- #1
Pi Face
- 76
- 0
Homework Statement
(B) http://imgur.com/VL4aG
although I showed the rest of the problem for context if needed
Homework Equations
ΔL=αLΔT
The Attempt at a Solution
I'm a little confused by the wording of the problem. When we find the shift in ΔN, are we actually finding Δ(ΔN)?
Anyway, I started off by defining the original ΔN=2Lβ^2/λ as Ni, the initial ΔN value.

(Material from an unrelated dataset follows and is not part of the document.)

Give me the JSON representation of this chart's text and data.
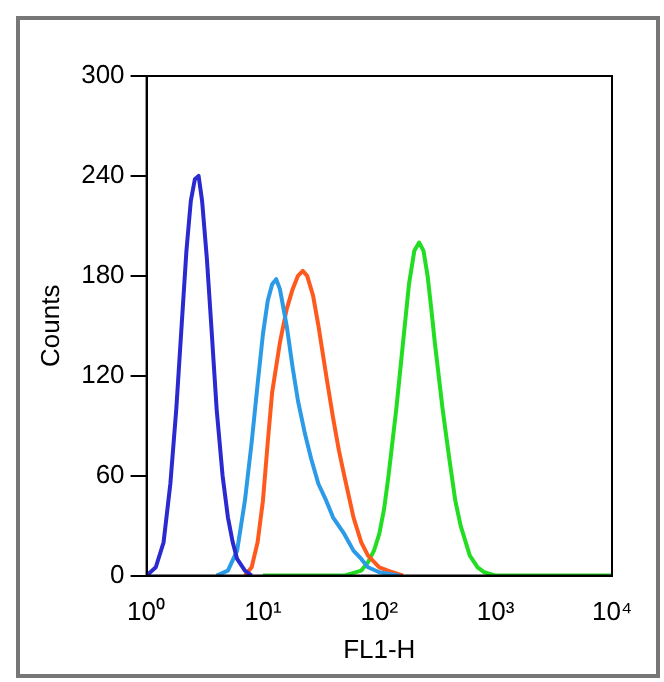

Then, I just replaced L with L+ΔL, which is the original arm length plus the change due to temperature. I called this new equation Nf
Nf=2(L+ΔL)β^2/λ=2(L+αLΔT)β^2/λ
Nf=2L(1+αLΔT)β^2/λ = 2Lβ^2/λ + 2Lβ^2ΔT/λ
Now to find the difference between the two, I subtract Ni from Nf
ΔN = Nf-Ni = 2Lβ^2/λ + 2Lβ^2ΔT/λ -2Lβ^2/λ = 2Lβ^2ΔT/λ
However, my answer for ΔN has an extra factor of β^2 in the numerator where the given expression in (B) does not. What did I miss? Am I not reading the question properly?